Tuesday, March 24, 2009

Ugh

The longer I go without posting, the easier it is to be all "Meh... I haven't posted in 400 days... what's another day to add to that? No one will care." Perhaps this is true. Perhaps not.

Our good friend Molly stayed with us on our pea-green superfuton last WEEK, which was pretty much the greatest. She can be our fifth futon roommate anytime, or all the time. She even got up with me at FIVE in the MORNING to go on walks before I had to leave for work. That is hardcore. I went for a walk by myself at the five in the morning yesterday, and it was the lame. I even carried my pepper spray in plain view because, even though I've never really been approached or even have a reason to think I might be, I'm still scared some dude will come up and try to sweet-talk me and then throw me to the ground on the side of one of the busier streets in Downtown Long Beach. I'm scared of the bums, too, but I was thinking on my walk alone yesterday about how it's really way less likely for a bum to rape you, because rape is really all about power and control, and obviously if bums were lusting after power and control then they wouldn't be bums. But I steer clear generally, regardless of this thought, because bums are oftentimes crazy.

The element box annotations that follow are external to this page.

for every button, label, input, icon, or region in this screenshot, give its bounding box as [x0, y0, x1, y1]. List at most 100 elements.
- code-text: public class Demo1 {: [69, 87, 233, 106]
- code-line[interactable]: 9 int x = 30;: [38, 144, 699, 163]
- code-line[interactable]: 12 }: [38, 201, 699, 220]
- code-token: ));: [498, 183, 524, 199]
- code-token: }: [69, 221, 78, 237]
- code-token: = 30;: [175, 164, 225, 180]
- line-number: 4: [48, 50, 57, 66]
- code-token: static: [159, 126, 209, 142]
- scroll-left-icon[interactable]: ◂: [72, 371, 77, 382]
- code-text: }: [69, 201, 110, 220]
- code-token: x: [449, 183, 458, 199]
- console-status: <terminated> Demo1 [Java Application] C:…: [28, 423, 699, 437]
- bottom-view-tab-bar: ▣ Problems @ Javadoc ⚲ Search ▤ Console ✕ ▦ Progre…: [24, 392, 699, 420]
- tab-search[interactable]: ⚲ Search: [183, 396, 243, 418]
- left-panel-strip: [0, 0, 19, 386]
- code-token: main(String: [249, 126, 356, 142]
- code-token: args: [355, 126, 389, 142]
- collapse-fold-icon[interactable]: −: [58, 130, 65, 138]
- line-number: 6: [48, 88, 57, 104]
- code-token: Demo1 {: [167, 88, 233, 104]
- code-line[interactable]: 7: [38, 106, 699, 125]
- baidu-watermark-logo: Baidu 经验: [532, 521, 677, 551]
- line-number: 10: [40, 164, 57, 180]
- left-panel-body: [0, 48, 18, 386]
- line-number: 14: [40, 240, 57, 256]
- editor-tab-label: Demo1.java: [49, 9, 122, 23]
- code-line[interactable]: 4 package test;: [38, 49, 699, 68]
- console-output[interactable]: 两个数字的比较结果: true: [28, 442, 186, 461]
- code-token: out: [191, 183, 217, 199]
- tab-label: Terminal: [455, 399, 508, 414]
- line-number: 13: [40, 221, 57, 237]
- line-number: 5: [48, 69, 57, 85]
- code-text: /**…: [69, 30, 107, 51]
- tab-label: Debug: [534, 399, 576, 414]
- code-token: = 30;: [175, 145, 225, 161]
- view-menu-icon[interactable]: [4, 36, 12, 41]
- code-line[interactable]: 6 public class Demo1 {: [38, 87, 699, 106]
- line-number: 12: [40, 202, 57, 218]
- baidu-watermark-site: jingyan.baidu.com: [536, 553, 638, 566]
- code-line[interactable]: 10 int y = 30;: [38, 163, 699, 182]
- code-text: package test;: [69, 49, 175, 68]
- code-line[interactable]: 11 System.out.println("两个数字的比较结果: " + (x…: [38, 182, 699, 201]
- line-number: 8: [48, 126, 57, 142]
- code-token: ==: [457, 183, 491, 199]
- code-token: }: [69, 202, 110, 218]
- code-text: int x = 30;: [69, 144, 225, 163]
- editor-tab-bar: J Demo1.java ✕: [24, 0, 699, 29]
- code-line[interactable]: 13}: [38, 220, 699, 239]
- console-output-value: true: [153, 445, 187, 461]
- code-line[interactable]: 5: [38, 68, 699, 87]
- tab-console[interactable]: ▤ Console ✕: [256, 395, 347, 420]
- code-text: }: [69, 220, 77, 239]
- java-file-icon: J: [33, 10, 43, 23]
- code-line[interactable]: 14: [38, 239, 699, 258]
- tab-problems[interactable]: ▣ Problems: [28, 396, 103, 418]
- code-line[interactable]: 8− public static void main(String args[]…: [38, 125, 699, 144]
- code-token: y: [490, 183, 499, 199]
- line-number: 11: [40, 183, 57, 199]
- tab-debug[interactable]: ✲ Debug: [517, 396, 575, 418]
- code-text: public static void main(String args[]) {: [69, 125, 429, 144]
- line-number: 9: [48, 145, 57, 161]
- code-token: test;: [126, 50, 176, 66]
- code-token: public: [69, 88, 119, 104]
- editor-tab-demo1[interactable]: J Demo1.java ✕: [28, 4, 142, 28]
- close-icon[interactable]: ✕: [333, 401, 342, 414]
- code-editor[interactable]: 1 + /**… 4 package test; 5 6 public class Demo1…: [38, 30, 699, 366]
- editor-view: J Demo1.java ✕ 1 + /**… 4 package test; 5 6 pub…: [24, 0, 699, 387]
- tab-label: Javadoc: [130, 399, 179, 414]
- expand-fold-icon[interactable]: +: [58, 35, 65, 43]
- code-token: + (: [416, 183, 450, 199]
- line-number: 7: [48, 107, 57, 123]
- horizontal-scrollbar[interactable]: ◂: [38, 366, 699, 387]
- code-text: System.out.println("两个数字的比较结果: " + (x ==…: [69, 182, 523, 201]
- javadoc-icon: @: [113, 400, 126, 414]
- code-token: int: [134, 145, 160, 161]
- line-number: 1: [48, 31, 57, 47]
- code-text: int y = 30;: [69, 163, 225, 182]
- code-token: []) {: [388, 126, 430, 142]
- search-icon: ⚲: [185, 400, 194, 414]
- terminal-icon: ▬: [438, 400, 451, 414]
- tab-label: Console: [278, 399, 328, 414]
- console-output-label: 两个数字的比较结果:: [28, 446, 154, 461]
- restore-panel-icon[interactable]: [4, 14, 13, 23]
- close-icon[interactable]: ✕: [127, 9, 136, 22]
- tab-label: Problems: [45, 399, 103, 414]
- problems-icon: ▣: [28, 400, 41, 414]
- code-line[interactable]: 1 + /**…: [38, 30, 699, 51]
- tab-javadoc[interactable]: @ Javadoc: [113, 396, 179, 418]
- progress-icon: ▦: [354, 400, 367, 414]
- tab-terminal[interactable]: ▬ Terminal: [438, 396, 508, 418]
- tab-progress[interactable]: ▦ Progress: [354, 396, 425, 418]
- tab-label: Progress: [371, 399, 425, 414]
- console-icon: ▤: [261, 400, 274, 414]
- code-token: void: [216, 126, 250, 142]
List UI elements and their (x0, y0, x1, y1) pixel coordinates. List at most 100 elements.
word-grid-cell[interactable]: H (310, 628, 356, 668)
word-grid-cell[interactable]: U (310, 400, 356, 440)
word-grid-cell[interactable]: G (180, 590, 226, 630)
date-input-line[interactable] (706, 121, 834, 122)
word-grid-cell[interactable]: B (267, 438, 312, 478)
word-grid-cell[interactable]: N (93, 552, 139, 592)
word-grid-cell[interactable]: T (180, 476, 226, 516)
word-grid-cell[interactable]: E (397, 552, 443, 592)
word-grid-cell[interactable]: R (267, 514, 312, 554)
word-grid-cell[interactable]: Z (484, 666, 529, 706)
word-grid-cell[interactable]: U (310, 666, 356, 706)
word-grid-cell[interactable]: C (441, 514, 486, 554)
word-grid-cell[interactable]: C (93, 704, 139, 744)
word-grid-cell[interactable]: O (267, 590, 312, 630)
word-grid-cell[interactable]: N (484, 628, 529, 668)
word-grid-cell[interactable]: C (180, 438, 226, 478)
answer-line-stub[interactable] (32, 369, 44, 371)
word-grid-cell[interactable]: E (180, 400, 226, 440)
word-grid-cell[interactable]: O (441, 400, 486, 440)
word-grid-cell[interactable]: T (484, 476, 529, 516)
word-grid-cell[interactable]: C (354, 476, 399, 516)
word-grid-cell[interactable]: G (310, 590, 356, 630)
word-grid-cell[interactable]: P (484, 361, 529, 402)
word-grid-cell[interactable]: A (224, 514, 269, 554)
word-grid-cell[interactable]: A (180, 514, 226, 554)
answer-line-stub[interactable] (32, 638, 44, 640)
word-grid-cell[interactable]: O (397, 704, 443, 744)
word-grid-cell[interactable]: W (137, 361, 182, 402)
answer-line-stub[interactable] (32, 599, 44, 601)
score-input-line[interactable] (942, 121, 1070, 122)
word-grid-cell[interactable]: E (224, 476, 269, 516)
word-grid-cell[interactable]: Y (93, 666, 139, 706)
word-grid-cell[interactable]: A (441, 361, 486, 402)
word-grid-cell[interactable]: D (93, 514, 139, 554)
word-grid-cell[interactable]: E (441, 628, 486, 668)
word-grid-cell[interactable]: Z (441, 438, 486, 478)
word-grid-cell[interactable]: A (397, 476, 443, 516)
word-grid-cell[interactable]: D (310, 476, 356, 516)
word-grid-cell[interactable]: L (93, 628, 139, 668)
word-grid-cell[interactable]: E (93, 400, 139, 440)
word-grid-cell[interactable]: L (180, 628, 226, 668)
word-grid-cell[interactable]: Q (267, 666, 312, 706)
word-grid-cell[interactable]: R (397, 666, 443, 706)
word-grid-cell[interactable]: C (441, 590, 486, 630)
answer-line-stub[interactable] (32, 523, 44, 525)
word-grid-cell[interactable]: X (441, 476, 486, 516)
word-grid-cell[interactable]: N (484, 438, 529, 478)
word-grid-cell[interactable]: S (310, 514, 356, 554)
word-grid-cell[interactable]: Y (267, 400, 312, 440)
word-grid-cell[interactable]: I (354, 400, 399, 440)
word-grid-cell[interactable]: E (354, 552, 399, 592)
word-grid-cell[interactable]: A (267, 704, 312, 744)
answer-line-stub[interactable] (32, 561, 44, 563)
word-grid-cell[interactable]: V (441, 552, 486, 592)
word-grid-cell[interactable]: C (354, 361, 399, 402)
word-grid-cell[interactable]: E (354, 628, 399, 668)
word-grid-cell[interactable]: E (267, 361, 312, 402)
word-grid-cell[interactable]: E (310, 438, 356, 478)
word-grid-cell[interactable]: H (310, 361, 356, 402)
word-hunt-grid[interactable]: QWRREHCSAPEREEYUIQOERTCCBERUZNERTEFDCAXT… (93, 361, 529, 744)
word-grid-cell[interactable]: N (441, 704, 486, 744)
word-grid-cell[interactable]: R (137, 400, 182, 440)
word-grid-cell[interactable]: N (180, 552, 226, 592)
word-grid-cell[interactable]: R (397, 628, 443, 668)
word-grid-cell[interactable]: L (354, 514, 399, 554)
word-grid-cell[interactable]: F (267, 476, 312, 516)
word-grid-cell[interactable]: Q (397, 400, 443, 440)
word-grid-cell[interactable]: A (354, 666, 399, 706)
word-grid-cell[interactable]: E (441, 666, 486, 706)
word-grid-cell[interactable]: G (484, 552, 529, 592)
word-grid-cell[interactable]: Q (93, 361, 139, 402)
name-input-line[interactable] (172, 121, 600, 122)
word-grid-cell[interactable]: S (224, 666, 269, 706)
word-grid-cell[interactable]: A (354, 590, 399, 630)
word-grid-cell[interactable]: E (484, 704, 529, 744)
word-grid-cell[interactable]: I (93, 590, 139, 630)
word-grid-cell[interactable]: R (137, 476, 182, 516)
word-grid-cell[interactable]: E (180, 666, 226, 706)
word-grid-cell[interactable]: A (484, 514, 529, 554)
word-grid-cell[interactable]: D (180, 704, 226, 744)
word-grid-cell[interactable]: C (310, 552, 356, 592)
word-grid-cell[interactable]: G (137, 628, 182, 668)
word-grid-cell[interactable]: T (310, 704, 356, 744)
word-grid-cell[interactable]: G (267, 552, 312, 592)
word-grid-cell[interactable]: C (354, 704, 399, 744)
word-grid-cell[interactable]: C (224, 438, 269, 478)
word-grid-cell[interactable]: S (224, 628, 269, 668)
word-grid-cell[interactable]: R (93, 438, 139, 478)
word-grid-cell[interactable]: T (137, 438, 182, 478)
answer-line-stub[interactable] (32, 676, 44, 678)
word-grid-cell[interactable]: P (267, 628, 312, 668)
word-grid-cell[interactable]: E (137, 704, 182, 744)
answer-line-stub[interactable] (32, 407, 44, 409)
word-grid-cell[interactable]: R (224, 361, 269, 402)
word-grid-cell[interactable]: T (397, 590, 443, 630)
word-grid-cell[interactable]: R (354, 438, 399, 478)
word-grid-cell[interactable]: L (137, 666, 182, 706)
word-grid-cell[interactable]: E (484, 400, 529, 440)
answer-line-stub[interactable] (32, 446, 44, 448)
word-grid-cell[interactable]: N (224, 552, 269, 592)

I did not get up at five this morning to walk because Jesse and I stayed up late(r) last night to put together the new BED FRAME he got off craigslist last night. This is the first time I won't be sleeping on a mattress on the floor since I moved out of my parent's house!!! This also signifies the beginnings of bruised shins and stubbed toes, because while it doesn't matter how hard you round the corner of your floor-mattress in the morning, it really does matter when the corners are made of wood. Or particleboard. Still. I have to give the hubbin props - when I got home from sewing class, the bed was fully paid, transported, and assembled in the bedroom. All I had to do was help shove the mattress on top. The best husbandly thing EVER. I bet now I have to cook actual meals for like a whole two weeks in gratitude. P.S., that may not be the best form of repayment. Just a warning, you who eat my cooking.